Alongside their clowning around their other behavioural traits are fascinating. Baboons do a number of interesting things including kidnapping baby baboons to rise to the top of the hierarchy, they’ll also beat up misbehaving juveniles who can in turn be protected by their assigned ‘godfather’. Time spent studying a baboon troop is never wasted.
I’d already witnessed a baboon being killed by a leopard but this wasn't the last dead baboon I saw.
Female baboons have incredibly strong maternal instincts, every other baboon is interested in the new additions but they are fiercely defensive of their offspring, only letting a select few have a hold or groom.
One afternoon we were driving past a foraging troop when we noticed something strange. Straggling behind the rest of the group was a lone female but she had a youngster. Usually females with young will hang out together for protection and the youngsters play with each other, not on the dangerous outskirts of the troop where they can get picked off easily by eagles and other predators.
This female was different though. Instead of the youngster clasping to her as a normal juvenile would she was having to hold it to her. As we got closer it became apparent what had happened, mainly due to the smell. This youngster had actually died but baboons amazingly won’t give up on a dead baby. No other baboons were associating with her, even the accompanying impala were actively going round her, not grazing too close.

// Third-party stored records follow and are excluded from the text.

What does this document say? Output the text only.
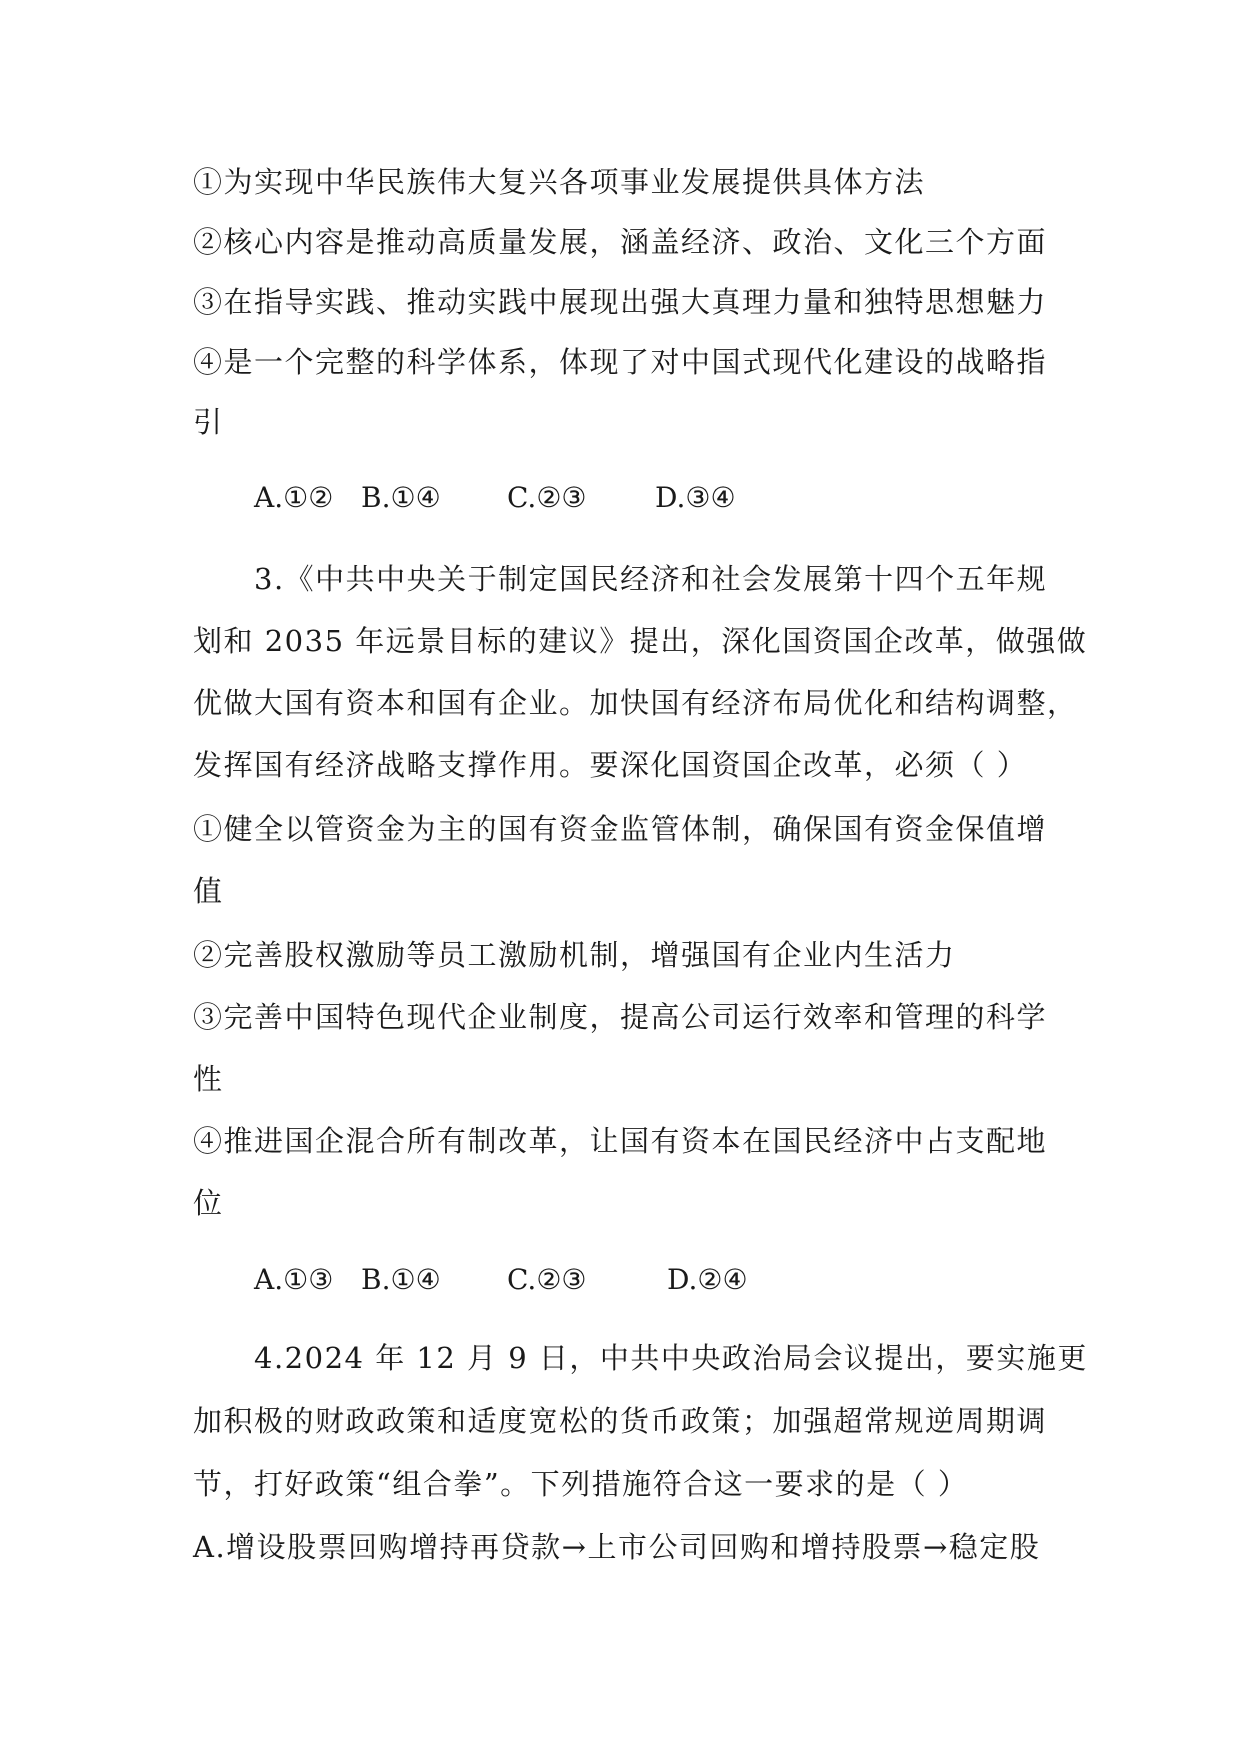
①为实现中华民族伟大复兴各项事业发展提供具体方法
②核心内容是推动高质量发展，涵盖经济、政治、文化三个方面
③在指导实践、推动实践中展现出强大真理力量和独特思想魅力
④是一个完整的科学体系，体现了对中国式现代化建设的战略指
引
A.①② B.①④ C.②③ D.③④
3.《中共中央关于制定国民经济和社会发展第十四个五年规
划和 2035 年远景目标的建议》提出，深化国资国企改革，做强做
优做大国有资本和国有企业。加快国有经济布局优化和结构调整，
发挥国有经济战略支撑作用。要深化国资国企改革，必须（ ）
①健全以管资金为主的国有资金监管体制，确保国有资金保值增
值
②完善股权激励等员工激励机制，增强国有企业内生活力
③完善中国特色现代企业制度，提高公司运行效率和管理的科学
性
④推进国企混合所有制改革，让国有资本在国民经济中占支配地
位
A.①③ B.①④ C.②③	D.②④
4.2024 年 12 月 9 日，中共中央政治局会议提出，要实施更
加积极的财政政策和适度宽松的货币政策；加强超常规逆周期调
节，打好政策“组合拳”。下列措施符合这一要求的是（ ）
A.增设股票回购增持再贷款→上市公司回购和增持股票→稳定股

Female baboons have been known to cling onto the babies remains until they are just bones.
It’s unlikely that this female was mourning but maybe some could argue she was, after all baboons can’t talk. It is more likely she was clinging on to the hope that by having a youngster her stature in the troop wouldn’t be affected. A female with a baby will remain much higher in the troop’s hierarchy than a baboon with no offspring.